The central theme of the proposed research is the use of recent contributions in the representation of time-varying systems in the theory of robust controller design. This analysis will include the recently introduced W-transform, which is a generalization to time-varying systems of the well known Laplace transform, as well as other time-frequency analysis tools, such as the wavelet transform.
Part of the research proposed will develop a rigorous theory of poles and zeros for time-varying systems. This theory will then be used to consider the fundamental limits that exist in time-varying designs and the effect of the poles and zeros on the closed-loop performance of the system. This research will lead to research into filters that may be suitable for robust control design.
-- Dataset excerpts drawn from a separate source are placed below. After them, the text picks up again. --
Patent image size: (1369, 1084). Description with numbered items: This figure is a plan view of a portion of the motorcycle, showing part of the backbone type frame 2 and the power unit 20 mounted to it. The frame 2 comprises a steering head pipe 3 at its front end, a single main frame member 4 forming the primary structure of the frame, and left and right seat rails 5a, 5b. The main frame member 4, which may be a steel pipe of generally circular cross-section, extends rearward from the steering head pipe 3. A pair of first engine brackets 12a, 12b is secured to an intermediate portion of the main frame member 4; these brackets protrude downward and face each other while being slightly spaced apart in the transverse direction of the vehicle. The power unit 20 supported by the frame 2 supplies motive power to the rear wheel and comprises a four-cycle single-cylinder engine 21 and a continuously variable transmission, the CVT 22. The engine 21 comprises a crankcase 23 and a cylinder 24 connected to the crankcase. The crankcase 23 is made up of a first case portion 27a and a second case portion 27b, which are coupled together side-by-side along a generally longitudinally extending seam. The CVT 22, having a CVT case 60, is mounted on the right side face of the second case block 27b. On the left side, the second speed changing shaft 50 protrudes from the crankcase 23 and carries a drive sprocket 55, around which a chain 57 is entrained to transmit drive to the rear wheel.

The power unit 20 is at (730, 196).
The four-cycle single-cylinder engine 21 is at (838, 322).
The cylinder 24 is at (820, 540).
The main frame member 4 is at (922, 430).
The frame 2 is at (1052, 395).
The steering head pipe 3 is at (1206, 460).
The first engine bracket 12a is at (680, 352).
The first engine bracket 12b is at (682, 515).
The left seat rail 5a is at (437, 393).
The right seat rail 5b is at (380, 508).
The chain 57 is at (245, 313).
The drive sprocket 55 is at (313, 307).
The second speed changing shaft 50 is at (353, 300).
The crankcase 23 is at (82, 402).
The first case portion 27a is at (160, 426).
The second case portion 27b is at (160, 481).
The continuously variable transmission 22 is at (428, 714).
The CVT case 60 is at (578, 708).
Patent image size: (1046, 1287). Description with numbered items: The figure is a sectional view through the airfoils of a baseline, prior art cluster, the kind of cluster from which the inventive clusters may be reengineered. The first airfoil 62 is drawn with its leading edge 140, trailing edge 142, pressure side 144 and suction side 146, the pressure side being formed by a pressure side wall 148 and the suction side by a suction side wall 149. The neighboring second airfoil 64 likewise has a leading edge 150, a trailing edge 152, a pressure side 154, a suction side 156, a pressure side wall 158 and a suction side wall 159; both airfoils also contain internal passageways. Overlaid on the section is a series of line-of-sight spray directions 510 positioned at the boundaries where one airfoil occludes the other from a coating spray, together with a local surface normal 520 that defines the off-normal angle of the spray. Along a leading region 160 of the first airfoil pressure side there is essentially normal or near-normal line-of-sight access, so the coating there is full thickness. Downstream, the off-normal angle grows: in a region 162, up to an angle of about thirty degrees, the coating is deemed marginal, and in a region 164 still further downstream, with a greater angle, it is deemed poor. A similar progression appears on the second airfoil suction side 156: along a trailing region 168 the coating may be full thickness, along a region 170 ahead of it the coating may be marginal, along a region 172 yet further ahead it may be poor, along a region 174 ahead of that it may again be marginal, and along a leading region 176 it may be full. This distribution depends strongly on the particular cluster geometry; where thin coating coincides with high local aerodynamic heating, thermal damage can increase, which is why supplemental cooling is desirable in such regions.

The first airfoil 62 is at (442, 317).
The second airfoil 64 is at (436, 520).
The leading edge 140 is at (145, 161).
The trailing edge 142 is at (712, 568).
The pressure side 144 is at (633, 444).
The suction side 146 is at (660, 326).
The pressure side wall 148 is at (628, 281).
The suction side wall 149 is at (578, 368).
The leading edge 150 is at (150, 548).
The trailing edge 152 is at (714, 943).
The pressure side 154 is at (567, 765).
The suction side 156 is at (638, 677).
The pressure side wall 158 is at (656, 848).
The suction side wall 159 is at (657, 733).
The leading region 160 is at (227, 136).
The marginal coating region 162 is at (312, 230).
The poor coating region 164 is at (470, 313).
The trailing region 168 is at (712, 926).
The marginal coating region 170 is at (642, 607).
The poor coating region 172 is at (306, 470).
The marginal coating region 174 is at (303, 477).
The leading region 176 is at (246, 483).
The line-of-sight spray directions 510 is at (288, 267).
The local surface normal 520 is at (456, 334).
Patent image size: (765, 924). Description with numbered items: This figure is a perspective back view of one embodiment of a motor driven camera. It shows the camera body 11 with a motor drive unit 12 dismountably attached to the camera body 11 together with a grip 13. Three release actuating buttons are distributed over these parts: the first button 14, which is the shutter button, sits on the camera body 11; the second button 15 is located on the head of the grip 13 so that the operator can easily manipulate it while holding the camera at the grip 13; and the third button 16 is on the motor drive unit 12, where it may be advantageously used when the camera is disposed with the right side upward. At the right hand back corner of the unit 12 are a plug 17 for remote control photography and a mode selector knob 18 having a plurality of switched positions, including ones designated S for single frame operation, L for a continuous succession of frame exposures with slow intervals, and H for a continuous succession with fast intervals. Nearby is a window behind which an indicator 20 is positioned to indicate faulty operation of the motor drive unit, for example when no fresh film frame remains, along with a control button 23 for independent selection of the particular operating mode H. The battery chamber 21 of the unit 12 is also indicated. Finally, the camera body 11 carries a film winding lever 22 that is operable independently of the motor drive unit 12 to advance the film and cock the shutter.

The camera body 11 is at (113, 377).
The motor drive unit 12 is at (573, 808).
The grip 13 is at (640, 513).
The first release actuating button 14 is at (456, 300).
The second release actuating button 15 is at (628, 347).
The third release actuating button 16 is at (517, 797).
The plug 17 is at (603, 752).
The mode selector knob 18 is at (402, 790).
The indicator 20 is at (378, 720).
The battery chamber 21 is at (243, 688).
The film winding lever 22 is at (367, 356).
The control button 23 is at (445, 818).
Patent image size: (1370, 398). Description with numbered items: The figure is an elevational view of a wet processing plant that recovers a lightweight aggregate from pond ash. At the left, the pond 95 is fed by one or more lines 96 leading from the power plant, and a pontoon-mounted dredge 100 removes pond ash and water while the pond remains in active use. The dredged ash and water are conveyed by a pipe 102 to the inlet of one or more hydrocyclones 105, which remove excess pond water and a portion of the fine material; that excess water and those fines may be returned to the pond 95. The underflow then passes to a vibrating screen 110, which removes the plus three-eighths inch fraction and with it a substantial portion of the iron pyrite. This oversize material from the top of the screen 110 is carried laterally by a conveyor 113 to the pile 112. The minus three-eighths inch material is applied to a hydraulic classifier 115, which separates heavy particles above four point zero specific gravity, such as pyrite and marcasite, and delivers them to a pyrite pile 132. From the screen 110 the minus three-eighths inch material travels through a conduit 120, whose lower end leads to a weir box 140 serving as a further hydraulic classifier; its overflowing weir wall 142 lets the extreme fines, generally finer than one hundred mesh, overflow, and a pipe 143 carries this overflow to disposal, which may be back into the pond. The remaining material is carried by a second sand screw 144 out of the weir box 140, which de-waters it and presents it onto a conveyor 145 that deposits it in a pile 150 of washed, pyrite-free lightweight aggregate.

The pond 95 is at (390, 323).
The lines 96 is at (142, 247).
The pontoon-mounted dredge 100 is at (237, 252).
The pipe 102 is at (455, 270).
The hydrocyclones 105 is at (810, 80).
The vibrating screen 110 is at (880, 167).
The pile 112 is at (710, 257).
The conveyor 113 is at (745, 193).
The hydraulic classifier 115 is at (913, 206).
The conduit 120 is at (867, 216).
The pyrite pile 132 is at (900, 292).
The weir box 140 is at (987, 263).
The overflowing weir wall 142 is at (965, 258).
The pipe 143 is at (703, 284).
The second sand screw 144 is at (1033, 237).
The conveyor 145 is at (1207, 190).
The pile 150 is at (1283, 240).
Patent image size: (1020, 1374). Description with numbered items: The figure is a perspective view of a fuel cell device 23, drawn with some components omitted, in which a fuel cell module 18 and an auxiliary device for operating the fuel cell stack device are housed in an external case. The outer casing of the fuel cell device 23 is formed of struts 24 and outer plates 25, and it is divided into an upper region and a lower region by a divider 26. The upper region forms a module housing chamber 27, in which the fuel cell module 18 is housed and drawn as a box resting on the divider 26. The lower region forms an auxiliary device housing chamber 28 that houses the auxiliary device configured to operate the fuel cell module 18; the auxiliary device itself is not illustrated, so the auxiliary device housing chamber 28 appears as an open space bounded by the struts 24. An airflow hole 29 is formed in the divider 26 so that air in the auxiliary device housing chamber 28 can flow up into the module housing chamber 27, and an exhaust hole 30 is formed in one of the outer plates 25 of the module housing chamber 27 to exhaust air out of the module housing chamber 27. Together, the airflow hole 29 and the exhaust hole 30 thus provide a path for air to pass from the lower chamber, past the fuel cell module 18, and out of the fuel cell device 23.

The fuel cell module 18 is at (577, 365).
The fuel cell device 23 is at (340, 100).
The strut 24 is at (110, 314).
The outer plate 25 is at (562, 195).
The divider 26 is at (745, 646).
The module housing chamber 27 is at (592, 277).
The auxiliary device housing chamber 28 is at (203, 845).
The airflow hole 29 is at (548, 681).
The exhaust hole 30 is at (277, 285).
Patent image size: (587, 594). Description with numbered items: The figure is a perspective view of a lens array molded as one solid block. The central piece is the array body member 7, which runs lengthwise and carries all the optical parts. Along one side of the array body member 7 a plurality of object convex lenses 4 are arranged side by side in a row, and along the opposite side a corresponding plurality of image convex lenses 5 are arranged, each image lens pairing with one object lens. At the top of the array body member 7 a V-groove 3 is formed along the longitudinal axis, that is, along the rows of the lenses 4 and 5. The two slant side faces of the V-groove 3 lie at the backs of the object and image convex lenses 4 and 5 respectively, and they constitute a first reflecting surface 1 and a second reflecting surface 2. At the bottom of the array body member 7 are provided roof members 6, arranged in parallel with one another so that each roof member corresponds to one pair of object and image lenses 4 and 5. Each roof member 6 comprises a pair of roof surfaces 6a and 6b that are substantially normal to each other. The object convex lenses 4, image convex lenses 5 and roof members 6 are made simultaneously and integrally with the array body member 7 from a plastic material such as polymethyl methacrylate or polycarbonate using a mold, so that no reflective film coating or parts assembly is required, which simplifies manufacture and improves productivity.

Finally, we propose to develop the theory of time/frequency representation of these filters.
The research proposed here will bridge the gap between the optimal control theory of linear time-varying systems, and the means for designing effective controllers for these systems. It will have the additional benefit of unifying the powerful Hoo. control theory with the current advances being made in time-frequency representations of time-varying systems. Because of the interdisciplinary nature of this research - bringing together recent advances in signal processing into the control theory community - this research program will strengthen the connection between the two fields. This should help broaden the educational experience of the students involved in this research.
In addition to its use for the study of time-varying systems, the theory developed as part of this proposal should be useful for the control of systems where the time-variations are externally imposed, for example, in gain scheduled controlled systems, parameter varying systems, and hybrid systems.